Data Breach Procedures
Should any event occur where customer data has been lost, stolen, or potentially compromised, our policy is to alert our customers via email no later than 48 hours of our team becoming aware of the event. We will also report such incident to any required data protection authority. We will work closely with any customers affected to determine next steps such as any end-user notifications, needed patches, and how to avoid any similar event in the future.
Privacy Shield Frameworks
In compliance with the Privacy Shield Principles, Incsub, LLC commits to resolve complaints about our collection or use of your personal information. EU and Swiss individuals with inquiries or complaints regarding our Privacy Shield policy should first contact Incsub at email@example.com or by mail at the address at the top of this policy.
If we do not resolve your complaint, you may contact JAMS, our designated independent dispute resolution provider for Privacy Shield inquiries. You can contact JAMS, which is based in the United States, through its website at the following link: https://www.jamsadr.com/eu-us-privacy-shield
If neither Incsub, LLC nor JAMS resolves your complaint, you may, in certain circumstances, be able to seek binding arbitration through the Privacy Shield Panel.

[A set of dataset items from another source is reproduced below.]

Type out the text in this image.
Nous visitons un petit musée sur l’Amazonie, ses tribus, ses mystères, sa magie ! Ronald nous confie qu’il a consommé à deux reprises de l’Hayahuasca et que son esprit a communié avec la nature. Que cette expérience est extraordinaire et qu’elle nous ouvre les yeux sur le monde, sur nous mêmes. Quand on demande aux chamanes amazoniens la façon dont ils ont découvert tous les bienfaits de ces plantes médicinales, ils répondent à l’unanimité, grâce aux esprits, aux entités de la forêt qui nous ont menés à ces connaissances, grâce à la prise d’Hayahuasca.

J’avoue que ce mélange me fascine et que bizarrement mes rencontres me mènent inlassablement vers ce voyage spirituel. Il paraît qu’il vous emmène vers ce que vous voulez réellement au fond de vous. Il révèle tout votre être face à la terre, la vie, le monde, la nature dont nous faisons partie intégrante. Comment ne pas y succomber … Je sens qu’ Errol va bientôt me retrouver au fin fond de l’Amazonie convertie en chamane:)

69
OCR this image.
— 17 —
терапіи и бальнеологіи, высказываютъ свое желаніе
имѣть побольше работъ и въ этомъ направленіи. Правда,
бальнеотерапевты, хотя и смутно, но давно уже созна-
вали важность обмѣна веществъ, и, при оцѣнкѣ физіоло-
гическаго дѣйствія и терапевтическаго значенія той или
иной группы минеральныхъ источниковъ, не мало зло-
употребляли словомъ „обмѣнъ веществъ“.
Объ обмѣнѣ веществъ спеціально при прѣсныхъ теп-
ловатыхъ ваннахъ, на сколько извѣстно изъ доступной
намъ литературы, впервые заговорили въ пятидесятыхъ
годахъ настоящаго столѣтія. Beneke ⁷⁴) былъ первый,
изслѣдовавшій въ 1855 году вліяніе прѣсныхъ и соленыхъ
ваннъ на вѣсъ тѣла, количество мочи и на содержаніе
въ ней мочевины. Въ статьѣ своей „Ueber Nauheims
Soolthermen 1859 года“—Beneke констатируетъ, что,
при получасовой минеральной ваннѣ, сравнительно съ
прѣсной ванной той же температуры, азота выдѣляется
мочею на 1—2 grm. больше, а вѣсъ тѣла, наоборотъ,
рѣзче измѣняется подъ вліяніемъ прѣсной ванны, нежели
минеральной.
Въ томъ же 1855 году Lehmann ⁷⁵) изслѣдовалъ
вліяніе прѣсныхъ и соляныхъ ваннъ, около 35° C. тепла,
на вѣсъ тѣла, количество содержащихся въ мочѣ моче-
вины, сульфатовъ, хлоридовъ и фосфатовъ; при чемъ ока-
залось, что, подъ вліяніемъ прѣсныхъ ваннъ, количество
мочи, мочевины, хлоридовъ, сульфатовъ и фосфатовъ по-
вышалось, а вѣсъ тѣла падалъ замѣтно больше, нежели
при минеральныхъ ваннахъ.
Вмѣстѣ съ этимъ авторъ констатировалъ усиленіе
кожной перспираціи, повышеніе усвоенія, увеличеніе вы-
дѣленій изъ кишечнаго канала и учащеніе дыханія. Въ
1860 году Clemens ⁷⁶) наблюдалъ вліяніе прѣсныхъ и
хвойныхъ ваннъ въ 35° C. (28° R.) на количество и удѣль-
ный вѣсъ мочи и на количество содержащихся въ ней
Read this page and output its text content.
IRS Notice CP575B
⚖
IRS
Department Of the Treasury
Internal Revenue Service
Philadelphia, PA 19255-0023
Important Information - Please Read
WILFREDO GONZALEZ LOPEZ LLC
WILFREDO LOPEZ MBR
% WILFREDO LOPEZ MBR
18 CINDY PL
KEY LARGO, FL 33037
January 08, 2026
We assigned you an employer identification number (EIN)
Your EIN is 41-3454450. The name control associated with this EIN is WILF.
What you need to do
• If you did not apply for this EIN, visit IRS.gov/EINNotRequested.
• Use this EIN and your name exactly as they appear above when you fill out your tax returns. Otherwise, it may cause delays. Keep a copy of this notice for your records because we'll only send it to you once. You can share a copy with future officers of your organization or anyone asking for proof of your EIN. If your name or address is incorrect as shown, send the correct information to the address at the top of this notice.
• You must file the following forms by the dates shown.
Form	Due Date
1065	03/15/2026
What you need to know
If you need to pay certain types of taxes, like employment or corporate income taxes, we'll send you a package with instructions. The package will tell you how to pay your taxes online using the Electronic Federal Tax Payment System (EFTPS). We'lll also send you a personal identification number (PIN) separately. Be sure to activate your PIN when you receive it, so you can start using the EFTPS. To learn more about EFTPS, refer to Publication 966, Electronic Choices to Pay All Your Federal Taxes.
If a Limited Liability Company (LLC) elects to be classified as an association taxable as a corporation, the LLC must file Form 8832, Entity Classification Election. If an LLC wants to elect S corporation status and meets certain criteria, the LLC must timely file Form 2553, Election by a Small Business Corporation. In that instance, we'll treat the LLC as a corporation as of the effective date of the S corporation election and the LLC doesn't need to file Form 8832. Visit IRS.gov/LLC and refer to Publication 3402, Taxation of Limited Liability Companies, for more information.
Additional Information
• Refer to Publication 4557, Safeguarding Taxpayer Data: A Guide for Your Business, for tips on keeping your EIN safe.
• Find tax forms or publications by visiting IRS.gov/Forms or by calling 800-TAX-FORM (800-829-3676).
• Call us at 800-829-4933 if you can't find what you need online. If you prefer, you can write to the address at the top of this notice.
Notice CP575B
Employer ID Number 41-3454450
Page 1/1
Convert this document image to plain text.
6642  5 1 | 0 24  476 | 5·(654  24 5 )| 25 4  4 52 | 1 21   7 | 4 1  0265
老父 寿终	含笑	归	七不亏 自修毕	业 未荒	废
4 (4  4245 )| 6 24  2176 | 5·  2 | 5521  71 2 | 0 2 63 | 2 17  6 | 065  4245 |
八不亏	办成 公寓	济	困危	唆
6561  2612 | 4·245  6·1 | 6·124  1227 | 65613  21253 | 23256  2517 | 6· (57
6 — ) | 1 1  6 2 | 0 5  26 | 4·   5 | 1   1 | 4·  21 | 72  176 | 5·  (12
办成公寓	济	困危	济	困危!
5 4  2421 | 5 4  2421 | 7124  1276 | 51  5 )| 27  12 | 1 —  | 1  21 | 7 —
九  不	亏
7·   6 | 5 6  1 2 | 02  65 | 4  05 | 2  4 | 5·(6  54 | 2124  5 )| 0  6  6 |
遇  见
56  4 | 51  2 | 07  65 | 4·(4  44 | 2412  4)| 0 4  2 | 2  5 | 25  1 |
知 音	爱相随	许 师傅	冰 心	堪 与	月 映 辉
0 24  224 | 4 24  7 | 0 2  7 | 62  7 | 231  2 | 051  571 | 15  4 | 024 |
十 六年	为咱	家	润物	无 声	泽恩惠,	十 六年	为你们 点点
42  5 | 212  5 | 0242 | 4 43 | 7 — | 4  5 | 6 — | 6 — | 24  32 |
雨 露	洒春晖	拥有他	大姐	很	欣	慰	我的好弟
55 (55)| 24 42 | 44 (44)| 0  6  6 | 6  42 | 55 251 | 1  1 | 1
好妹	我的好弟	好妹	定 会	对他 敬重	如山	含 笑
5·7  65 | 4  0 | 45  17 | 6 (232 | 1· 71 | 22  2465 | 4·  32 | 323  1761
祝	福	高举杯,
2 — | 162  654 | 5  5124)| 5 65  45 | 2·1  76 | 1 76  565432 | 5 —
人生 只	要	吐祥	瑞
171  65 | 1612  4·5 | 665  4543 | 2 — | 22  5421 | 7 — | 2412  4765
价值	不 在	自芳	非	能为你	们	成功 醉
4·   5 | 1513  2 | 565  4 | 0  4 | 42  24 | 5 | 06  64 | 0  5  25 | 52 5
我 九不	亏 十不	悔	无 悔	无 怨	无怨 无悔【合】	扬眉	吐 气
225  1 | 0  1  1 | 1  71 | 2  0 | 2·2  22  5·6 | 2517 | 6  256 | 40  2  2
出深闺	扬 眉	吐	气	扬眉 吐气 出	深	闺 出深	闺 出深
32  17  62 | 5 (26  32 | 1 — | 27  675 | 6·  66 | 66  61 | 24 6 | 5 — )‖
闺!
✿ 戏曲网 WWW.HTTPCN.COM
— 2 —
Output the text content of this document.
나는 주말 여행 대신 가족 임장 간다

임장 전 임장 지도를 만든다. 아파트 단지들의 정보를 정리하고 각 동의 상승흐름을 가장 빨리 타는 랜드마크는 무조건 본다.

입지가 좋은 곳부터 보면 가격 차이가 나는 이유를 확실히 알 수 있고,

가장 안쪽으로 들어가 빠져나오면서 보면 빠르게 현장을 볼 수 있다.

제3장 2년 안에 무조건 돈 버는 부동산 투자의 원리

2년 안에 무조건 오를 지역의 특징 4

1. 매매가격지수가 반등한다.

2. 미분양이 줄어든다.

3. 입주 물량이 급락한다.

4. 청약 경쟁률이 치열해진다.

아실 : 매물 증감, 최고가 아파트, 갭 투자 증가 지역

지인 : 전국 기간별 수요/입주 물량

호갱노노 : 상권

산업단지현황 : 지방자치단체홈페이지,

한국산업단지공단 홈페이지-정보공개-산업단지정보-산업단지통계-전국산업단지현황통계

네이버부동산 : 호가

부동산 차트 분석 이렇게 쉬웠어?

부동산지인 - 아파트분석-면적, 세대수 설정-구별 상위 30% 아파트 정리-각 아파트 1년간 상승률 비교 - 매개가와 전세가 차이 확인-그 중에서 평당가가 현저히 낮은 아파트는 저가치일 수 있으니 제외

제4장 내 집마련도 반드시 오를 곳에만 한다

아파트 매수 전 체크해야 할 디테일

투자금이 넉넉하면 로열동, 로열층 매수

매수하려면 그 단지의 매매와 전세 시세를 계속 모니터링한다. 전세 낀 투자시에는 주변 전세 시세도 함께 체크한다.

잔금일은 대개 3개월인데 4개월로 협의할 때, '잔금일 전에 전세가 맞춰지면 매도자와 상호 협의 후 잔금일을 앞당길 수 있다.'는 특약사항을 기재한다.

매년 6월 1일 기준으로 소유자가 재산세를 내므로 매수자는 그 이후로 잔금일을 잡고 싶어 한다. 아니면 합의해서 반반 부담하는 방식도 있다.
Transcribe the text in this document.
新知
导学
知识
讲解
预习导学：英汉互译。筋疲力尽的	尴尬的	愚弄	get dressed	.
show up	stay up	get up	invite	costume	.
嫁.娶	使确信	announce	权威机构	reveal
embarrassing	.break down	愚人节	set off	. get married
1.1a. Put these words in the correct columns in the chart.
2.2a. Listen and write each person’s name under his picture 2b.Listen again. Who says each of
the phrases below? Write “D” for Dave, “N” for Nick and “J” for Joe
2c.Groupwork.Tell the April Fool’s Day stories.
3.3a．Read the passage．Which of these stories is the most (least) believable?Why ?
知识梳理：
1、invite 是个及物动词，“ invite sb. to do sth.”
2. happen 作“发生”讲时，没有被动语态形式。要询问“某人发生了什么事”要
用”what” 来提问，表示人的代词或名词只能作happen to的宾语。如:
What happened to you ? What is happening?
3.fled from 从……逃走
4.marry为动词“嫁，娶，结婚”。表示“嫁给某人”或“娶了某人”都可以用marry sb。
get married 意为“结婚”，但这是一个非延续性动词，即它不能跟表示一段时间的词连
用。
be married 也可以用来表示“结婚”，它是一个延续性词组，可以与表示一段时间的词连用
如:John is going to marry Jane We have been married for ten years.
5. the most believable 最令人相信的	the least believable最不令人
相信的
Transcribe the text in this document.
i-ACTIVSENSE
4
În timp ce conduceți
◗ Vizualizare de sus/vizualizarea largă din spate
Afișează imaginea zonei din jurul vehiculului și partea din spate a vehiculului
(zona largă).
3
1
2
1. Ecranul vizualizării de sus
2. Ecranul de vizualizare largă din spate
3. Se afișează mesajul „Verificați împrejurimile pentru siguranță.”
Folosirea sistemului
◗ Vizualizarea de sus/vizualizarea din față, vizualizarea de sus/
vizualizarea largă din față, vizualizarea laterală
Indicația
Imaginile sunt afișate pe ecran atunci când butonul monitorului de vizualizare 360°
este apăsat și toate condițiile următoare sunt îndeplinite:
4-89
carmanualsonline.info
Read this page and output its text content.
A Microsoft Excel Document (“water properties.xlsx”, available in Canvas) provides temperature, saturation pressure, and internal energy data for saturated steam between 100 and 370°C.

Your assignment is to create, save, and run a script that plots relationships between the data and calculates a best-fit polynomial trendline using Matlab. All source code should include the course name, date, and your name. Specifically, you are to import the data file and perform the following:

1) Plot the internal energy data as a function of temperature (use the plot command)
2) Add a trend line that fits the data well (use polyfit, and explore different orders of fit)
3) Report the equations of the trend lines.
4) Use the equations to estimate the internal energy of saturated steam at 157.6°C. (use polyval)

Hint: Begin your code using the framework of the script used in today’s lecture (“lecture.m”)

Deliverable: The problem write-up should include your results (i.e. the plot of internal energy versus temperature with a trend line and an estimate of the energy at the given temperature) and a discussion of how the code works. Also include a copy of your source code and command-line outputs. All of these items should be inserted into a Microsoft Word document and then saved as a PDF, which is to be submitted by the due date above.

You can read more about binding arbitration in Annex I to the Privacy Shield Principles.
Incsub, LLC commits to cooperate with EU data protection authorities (DPAs) and the Swiss Federal Data Protection and Information Commissioner (FDPIC) and comply with the advice given by such authorities with regard to human resources data transferred from the EU and Switzerland in the context of the employment relationship.
Our commitments under the Privacy Shield are subject to the investigatory and enforcement powers of the United States Federal Trade Commission.
- April 8, 2020 – Updated mailing address.
- May 1, 2019 – Added information about Hotjar under the Analytics section.
- July 6, 2018 – Added information about the Privacy Shield Frameworks.
- May 25, 2018 – Updated language of the policy to be more user-friendly, specifically outlining requirements in preparation for meeting the GDPR.
- September 28, 2016 – Removed clauses for EU/Swiss Safe Harbor Program.
- June 11, 2013 – Added in clauses for EU/Swiss Safe Harbor Program.